I have a page with a WYSIWYG editor the user can use. After editing, they can press a button, and the javascript should POST the current page to a save.php file and refresh the page with new information.
There are two problems. The first is that initially the page doesn’t load with the updated file. The user has to refresh the page to see it updated (maybe it just takes an extra second to write the file?). The second problem, is that after the first time the temporary file was created, it cannot be overwritten, so the page never updates after the first refresh.
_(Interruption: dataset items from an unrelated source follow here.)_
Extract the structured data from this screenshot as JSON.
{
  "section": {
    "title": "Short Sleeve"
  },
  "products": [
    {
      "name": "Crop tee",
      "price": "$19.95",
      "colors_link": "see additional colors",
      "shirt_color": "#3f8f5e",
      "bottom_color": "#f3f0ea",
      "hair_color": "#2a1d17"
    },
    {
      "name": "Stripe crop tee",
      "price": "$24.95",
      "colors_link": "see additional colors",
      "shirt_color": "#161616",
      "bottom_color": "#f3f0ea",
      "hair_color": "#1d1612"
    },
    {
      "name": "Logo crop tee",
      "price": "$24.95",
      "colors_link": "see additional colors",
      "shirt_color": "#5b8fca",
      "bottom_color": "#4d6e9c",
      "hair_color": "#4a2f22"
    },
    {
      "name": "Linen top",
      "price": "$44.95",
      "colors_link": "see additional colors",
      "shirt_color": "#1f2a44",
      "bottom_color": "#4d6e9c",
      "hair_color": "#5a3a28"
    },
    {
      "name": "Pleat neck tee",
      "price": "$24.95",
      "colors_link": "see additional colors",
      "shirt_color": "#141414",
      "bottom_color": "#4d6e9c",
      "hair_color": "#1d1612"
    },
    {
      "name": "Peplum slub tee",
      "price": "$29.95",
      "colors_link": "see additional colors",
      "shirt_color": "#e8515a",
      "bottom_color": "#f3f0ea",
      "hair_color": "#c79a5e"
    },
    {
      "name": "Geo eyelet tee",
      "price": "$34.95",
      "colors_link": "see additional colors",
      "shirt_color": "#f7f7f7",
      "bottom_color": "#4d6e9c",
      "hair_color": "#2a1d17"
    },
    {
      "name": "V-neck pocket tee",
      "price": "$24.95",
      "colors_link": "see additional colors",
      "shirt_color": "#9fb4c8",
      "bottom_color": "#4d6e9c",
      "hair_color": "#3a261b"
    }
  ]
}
Here are the snippets I’m working with:
Javascript function on the WYSIWYG editor page (editor.php):
function refresh(html,username,info)
{
$.post("save.php", { html: html, username: username } );
window.location = 'editor.php?info=' + info;
}
save.php file
$html = $_POST['html'];
$username = $_POST['username'];
file_put_contents('temp/' . $username . '.txt', $html);
As the browser may not have issued the POST request before navigating to the next page, use the success callback from the post to do the relocate:
As other people have already commented, using data directly from a form post without sanitising it is a really bad plan and opens your server up to all kinds of malicious attacks. Have a look at some of these questions: https://stackoverflow.com/search?q=sanitize+php
If the data is getting to your server ok, make sure that the access permissions on the directory ‘temp’ allow write access from the web server user (if you have access to SSH to your server, run
chmod go+w /path/to/temp, otherwise most FTP programs allow you to set file permissions too).